I have permission to share this story as told to me by a friend of mine.
I was 16 years old when I met him. He was a couple of years older than me and had spent his life in foster care. He was too old to continue to live in foster care and was out on his own. I so wanted to be a friend to him because he seemed so broken. Our relationship was a lot of fun and soon we began dating.
Many months intou our relationship, things went sour and I wasn’t so sure I wanted to continue with the relationship. We had so many differences and we just didn’t see eye-to-eye. Going through many breakups, I didn’t expect anything out of the ordinary. I hadn’t broken up with him when it started happening. He could sense that I was trying to back off and end the relationship and he didn’t want that.
I cant tell you how many times it was, but it was a lot, that he kept me against my will until we have “worked things out.” Of course that would always end in a lie so that I could leave the room, or the car, or wherever we were at the time. I was locked inside my sister’s apartment, his friends room, and my own vehicle. He wouldn’t let me leave until I convinced him I was going to breakup with him. And of course, it escalated from that.
On more than one occasion, he grabbed the wheel of my car and pulled us off the highway. He attempted to jump from my moving car. He threatened. suicide, all so that I wouldn’t leave him.
On July 4th, when everyone was out watching fireworks, we were at a park. He gets angry with me over something, grabs my arm so hard and throws me against a tree. I had a black handprint on my arm from the bruising and marks along my head and back. I start crying and he walks away. When he gets far enough away, a van drives by and I run for the van. They let me in and take me to a gas station. I call 911, but the cops wouldn’t come. Later that evening, I find out he had swallowed a bottle filled with Tylenol but he was ok.
I was done with the relationship. I endured a year of this abuse and every month it got worse than the one before. He was getting more violent and I no longer wanted any contact with him. I couldn’t fix him and he would put me in the hospital or even killed me if I stayed with him.
It wasn’t easy leaving him. I would have to get rides from school so he couldn’t stalk my car. I had a buddy walk me to and from my car at work. He would often be waiting somewhere and I would run to me car or back inside the building.

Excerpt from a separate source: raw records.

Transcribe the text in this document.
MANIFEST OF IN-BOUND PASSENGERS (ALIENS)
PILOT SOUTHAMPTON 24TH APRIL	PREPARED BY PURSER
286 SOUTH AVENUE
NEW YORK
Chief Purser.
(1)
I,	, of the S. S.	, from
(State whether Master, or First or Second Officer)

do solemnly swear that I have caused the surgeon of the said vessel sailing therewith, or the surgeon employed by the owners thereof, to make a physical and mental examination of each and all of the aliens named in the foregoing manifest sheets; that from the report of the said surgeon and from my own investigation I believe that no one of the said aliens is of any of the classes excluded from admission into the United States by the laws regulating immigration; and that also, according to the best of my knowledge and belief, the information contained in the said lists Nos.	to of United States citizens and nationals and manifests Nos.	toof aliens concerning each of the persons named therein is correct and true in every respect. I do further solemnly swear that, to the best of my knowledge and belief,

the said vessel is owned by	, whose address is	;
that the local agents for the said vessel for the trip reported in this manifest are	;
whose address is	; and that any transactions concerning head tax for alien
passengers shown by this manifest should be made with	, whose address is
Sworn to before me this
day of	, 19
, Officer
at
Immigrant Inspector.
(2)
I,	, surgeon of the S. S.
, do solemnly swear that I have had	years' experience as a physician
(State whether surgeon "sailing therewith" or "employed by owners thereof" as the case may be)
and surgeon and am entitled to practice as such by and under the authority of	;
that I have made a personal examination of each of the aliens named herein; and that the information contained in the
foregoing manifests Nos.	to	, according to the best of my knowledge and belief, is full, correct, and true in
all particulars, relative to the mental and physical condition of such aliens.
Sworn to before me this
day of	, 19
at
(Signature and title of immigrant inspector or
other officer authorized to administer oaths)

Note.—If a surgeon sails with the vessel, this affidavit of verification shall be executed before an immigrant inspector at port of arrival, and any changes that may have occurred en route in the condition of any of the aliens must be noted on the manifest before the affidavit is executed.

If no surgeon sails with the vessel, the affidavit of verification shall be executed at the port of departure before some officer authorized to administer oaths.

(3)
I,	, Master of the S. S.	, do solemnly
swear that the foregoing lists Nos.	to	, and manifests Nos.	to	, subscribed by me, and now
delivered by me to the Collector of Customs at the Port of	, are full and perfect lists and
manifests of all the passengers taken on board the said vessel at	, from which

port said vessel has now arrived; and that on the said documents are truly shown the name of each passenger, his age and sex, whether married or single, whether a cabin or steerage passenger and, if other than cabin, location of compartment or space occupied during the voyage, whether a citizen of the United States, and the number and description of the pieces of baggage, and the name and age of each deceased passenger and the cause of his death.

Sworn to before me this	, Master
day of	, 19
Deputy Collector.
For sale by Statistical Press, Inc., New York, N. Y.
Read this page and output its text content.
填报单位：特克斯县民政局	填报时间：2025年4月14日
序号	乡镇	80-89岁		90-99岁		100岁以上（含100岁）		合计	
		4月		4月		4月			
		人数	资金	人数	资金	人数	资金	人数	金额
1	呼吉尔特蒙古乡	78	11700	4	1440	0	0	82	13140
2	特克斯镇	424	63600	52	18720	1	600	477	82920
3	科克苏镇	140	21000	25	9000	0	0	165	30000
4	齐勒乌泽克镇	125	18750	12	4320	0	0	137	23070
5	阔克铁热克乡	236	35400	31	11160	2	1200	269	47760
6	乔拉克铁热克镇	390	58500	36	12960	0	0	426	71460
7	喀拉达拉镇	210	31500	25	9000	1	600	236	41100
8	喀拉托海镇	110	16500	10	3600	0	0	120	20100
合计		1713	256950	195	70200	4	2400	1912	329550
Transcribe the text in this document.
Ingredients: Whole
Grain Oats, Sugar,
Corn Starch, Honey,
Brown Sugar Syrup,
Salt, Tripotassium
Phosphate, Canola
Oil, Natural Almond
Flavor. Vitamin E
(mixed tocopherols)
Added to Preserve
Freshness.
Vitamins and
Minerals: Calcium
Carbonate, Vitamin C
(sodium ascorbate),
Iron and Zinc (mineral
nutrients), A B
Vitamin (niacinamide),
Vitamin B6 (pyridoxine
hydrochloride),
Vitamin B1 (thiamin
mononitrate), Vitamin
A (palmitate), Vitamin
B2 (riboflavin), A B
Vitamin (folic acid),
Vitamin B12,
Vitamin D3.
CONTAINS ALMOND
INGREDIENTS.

It has been 19 years and that relationship still haunts me. I have suffered from anxiety ever since. I have a lack of trust and have a hard time making new friends. There are days when I don’t want to go to the grocery store because I am afraid he’ll happen to be there. A couple of years ago, just to taunt me, he did show up at my work. Just to stand back and watch. He was making sure that I understood that he knew where I was.
I am very grateful that I was able to get out of that relationship. It wasn’t easy and it took a long time. However, I am much happier and safer without him. I have a loving husband now and I love my life.